A Macy's in Century City, Calif.
Photograph by John Sciulli — Getty Images
By Phil Wahba
September 28, 2016

You aren’t imaging things if you think a ton of department stores have shuttered in the last three years.

According to a research report RBC Capital Markets released on Wednesday, Kohl’s, Macy’s (which also owns the upscale Bloomingdale’s chain), J.C. Penney, Dillard’s, and Sears (which also owns Kmart) have closed a total of 700 stores since 2013. That’s almost 20% of those chains’ store count.

The closings are meant to shed poor locations; compete with Amazon; and help companies manage the migration of their own business online.

 

Macy’s, which is grappling with its worst slump since the Great Recession, announced last month it would close 100 more stores after the holiday season to make way for incoming CEO Jeff Gennette. When he takes the reins in February, Gennette will try to repair the iconic, diminished chain. The company, which is the result of the amalgamation of many regional chains in 2005, has struggled with its fair share of decrepit stores—but it chose to close locations in one fell swoop as opposed to just a few stores at a time.

In Kohl’s case, the drop has been modest: the retailer closed 18 of its 1,150+ plus stores. But with its comparable sales on the decline after a brief turnaround, it wouldn’t be surprising to see the company shutter more locations if it doesn’t enjoy a decent holiday season.

Sears and Kmart have been closing dozens of stores as sales continue to plummet despite CEO (and top shareholder) Eddie Lampert’s promises to reinvent the retailers.

As for J.C. Penney, the retailer said it would close hundreds of stores after former CEO Ron Johnson failed to make good on the promise of a hip rebrand.
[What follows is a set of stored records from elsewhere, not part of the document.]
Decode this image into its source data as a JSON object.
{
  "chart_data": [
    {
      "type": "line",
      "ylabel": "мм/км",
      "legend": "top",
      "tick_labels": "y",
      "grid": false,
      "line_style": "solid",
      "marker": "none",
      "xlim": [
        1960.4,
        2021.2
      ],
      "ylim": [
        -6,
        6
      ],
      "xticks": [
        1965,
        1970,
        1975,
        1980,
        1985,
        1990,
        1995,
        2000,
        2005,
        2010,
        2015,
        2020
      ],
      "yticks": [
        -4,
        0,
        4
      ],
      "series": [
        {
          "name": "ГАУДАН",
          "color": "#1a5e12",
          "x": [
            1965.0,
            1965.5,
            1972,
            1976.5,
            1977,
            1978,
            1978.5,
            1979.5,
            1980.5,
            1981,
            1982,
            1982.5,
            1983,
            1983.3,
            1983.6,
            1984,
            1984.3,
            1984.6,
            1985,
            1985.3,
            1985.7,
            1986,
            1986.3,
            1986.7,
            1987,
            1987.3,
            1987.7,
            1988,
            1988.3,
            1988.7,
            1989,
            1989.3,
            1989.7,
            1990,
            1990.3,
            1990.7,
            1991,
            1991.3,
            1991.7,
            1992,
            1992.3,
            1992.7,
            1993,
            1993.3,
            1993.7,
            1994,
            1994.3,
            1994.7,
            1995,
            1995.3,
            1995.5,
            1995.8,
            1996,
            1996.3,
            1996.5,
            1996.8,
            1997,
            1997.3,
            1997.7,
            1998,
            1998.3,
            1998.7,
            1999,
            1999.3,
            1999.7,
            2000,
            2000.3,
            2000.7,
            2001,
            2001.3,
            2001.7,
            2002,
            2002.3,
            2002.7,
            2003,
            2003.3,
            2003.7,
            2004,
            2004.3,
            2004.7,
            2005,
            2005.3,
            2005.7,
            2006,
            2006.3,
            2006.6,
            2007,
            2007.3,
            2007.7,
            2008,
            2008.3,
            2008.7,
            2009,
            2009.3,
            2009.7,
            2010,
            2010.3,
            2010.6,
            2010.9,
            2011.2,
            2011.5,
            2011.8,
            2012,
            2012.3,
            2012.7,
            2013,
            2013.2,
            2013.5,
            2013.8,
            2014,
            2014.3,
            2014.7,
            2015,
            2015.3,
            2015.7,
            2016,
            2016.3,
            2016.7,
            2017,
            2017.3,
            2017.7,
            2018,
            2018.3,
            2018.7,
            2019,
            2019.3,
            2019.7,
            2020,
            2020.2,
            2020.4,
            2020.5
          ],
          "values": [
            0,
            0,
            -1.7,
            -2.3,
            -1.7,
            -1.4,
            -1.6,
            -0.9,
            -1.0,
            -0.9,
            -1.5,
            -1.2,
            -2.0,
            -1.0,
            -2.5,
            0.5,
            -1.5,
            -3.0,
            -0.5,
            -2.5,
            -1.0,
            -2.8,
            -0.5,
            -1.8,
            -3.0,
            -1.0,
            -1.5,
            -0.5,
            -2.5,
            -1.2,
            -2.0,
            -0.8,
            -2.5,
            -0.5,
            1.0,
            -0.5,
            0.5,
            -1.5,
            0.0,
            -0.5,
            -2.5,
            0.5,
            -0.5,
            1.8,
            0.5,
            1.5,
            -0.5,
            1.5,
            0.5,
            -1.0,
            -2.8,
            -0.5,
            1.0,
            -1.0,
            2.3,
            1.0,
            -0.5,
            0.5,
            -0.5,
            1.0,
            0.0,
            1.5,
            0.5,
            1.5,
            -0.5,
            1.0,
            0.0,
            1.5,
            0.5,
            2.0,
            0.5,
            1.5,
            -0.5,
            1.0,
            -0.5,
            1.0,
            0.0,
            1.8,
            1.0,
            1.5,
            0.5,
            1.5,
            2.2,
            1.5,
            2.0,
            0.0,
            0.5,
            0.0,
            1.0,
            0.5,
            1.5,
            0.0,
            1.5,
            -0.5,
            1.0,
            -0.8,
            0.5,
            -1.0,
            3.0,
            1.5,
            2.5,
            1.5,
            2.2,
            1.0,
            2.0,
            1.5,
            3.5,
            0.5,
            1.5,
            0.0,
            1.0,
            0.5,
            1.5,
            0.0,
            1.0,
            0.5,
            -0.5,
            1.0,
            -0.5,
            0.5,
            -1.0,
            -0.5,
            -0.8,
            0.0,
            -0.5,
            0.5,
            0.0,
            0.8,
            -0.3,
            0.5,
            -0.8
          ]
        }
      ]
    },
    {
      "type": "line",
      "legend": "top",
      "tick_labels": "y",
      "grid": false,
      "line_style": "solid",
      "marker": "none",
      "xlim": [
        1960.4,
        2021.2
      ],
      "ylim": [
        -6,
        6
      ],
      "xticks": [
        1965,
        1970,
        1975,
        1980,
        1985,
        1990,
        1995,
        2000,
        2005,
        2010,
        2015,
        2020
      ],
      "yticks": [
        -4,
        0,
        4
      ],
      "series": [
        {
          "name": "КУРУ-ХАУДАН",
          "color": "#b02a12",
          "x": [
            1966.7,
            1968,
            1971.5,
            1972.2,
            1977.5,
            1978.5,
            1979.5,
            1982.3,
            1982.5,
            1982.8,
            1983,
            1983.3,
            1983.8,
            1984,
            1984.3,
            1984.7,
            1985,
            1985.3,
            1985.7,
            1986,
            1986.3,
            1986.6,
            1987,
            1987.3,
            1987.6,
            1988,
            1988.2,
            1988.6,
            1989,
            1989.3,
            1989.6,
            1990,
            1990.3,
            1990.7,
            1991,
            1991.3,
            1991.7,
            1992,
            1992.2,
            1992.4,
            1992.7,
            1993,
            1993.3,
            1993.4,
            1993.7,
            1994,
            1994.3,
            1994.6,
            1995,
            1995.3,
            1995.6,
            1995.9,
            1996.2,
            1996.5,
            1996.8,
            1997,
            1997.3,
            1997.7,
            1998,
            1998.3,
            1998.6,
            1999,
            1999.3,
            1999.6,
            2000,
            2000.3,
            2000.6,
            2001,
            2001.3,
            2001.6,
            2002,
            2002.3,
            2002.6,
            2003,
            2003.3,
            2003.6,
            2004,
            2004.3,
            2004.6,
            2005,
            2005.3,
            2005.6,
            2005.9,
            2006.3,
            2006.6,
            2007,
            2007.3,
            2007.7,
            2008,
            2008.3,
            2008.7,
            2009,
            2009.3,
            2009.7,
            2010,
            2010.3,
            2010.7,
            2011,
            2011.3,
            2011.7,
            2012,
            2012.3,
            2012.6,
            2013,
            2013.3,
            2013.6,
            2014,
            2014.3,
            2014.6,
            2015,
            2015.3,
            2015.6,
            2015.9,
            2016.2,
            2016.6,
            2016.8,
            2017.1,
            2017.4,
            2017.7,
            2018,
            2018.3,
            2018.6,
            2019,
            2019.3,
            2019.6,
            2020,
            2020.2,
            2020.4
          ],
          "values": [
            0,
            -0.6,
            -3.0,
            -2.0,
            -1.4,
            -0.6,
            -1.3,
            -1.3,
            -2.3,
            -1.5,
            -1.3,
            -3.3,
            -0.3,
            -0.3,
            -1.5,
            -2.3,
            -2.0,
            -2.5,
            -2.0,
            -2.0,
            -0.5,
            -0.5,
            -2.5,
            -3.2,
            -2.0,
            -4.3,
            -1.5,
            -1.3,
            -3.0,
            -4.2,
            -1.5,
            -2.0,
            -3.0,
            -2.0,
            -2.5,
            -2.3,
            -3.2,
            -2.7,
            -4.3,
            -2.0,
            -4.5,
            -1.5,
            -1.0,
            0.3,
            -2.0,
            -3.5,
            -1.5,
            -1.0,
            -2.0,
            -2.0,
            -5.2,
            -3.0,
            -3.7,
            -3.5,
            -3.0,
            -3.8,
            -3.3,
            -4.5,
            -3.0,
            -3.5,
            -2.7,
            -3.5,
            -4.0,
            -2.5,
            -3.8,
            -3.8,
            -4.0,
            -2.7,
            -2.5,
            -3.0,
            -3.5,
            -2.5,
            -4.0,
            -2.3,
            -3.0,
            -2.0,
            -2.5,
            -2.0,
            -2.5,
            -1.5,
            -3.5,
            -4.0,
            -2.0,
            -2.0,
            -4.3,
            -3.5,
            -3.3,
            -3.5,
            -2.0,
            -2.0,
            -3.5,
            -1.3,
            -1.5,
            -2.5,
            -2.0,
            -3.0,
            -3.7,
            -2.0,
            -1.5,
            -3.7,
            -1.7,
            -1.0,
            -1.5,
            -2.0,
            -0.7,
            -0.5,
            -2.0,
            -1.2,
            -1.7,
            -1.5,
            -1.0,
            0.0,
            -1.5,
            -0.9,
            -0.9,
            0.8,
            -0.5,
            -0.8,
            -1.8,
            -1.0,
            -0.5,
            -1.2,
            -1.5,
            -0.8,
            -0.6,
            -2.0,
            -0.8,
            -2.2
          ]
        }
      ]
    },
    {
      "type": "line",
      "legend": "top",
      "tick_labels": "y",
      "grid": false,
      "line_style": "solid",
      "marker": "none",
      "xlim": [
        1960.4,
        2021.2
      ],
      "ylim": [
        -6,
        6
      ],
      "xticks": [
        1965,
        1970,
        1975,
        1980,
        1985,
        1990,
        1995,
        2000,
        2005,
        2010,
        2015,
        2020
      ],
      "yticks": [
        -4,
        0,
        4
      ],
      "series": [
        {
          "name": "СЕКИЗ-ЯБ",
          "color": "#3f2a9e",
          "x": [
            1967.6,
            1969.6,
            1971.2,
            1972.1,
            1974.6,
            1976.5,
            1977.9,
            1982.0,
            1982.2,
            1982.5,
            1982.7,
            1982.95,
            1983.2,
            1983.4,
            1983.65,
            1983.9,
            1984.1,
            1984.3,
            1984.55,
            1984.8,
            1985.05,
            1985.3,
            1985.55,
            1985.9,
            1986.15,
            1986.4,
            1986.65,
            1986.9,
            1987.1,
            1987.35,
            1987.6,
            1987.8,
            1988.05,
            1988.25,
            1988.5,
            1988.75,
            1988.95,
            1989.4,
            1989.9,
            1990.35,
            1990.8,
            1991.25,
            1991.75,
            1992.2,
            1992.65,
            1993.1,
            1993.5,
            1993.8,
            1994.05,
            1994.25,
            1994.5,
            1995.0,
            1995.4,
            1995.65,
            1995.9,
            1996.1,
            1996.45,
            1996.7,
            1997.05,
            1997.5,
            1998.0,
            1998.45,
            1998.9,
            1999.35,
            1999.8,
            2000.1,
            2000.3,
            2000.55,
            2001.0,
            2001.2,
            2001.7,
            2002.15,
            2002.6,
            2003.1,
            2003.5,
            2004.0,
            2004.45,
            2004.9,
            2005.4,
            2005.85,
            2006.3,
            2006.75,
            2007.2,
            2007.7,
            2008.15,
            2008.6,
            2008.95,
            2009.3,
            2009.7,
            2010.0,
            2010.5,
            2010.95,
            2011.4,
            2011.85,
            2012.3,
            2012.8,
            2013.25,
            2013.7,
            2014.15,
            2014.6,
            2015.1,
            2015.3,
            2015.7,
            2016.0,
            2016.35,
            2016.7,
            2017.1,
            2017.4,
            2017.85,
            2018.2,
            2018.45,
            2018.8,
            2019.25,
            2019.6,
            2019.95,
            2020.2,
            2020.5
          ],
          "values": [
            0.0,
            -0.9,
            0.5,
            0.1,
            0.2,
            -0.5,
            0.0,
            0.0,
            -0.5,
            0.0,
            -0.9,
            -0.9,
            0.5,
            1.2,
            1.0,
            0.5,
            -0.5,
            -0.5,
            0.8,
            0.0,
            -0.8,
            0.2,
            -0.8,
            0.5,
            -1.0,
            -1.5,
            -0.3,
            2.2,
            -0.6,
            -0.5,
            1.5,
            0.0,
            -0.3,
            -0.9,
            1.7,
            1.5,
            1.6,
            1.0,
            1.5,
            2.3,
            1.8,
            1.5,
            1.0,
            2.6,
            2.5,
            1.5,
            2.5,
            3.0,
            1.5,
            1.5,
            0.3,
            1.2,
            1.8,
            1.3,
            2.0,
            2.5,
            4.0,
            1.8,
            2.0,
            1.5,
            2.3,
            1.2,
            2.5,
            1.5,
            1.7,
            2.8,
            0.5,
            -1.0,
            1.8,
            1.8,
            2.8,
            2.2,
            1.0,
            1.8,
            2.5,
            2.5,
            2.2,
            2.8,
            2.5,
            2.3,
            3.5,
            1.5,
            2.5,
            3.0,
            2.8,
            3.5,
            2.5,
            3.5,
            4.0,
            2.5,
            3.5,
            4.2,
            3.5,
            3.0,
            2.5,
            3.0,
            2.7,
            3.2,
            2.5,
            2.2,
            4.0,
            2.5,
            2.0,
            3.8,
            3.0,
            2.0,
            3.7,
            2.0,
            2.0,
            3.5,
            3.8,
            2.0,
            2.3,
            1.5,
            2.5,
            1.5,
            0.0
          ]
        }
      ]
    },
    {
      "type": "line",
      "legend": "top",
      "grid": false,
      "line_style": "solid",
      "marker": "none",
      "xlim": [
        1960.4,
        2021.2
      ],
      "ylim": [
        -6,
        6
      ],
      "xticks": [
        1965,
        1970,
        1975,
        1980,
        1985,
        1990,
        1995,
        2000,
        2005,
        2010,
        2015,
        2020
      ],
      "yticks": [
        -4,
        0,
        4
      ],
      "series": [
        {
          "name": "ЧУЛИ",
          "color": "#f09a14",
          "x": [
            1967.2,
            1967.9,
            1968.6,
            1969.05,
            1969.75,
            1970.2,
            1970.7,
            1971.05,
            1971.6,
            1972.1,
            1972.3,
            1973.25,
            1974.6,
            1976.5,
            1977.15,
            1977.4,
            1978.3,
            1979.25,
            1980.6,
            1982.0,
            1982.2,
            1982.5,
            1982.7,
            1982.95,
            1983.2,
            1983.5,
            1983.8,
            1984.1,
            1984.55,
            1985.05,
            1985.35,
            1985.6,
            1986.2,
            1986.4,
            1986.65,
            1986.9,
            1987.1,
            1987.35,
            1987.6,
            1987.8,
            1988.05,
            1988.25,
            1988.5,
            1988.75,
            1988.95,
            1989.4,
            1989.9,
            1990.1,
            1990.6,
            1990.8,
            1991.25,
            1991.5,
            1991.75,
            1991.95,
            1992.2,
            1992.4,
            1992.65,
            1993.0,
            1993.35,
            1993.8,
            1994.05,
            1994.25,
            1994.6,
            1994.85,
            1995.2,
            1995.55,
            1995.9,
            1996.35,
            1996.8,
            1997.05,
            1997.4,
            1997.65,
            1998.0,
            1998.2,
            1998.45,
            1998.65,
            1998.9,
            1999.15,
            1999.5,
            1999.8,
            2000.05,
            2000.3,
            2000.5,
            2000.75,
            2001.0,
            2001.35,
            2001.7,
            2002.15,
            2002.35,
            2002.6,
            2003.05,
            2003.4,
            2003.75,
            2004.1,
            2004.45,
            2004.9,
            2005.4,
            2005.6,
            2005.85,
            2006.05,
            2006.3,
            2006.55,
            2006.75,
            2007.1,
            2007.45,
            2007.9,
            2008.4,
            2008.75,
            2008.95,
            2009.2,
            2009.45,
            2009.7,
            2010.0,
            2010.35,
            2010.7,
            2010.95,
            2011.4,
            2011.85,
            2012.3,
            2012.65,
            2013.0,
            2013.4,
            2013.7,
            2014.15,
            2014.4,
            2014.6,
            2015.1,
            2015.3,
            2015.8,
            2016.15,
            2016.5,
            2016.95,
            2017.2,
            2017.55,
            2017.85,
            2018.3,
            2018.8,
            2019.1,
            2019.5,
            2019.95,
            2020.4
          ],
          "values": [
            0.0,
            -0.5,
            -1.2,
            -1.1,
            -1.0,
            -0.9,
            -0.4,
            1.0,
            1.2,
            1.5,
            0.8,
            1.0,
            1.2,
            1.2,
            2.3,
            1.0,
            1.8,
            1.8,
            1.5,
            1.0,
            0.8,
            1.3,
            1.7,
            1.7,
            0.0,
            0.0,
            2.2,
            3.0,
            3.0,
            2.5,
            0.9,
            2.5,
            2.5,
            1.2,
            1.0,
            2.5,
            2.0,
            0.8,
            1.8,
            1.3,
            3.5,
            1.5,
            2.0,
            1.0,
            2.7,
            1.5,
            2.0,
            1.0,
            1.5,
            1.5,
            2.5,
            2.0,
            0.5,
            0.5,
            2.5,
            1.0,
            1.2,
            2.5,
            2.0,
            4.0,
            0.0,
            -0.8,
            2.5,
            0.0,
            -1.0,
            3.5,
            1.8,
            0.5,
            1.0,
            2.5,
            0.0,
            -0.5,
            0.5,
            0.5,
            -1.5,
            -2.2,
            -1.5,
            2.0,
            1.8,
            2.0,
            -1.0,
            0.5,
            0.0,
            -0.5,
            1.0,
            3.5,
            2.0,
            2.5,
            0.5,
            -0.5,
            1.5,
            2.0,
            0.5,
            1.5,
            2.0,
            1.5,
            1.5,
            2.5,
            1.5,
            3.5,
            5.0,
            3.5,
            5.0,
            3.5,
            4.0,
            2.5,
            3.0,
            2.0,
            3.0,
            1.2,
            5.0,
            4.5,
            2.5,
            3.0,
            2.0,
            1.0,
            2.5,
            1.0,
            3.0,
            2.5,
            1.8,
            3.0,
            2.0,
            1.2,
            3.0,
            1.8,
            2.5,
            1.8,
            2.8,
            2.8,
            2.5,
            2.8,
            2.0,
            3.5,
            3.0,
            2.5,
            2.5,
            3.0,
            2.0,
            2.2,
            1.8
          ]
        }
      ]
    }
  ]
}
But the retailer halted closings this year (only seven of 1,000 stores are closing this year) as current CEO Marvin Ellison, profiled by Fortune earlier this year, has said Penney needs the stores to supplement its growing e-commerce business. Ellison also said in not-so-many words that Penney can pick up a lot of business in malls abandoned by Macy’s and Sears. (Sears, a major appliance retailer, is “donating” market share in that category, Ellison said.)

It’s not just the drop in mall traffic: the most recent earnings season showed top department stores, staples of American shopping for more than a century, are having a hard time holding their own against the likes of Amazon.com (amzn). And analysts expect those problems to persist.

In April, leading real estate analysis firm Green Street Advisors said the top department stores would need to close some 800 stores for sales-per-square-foot to get back to 2006 levels.

Still, wholesale closings present their own risks. As Ellison told Fortune this winter, stores play crucial roles in his company’s e-commerce growth, allowing not them not only to compete with Amazon but also to serve as additional distribution centers and pick-up spots for online orders. Penney has no plans for any large-scale shutterings because the vast majority of its locations are profitable anyway, he added.

Macy’s executives told investors this summer that closing stores unfortunately leads to a reduction of online sales too in many areas, since in retail “out of sight” often means “out of mind.”

Yet it’s pointless to operate stores no one goes to anymore or that are such dumps they hurt the overall brand for the retailer. If department stores struggle yet again this holiday season, expect a spate of store closing announcements the first week of January.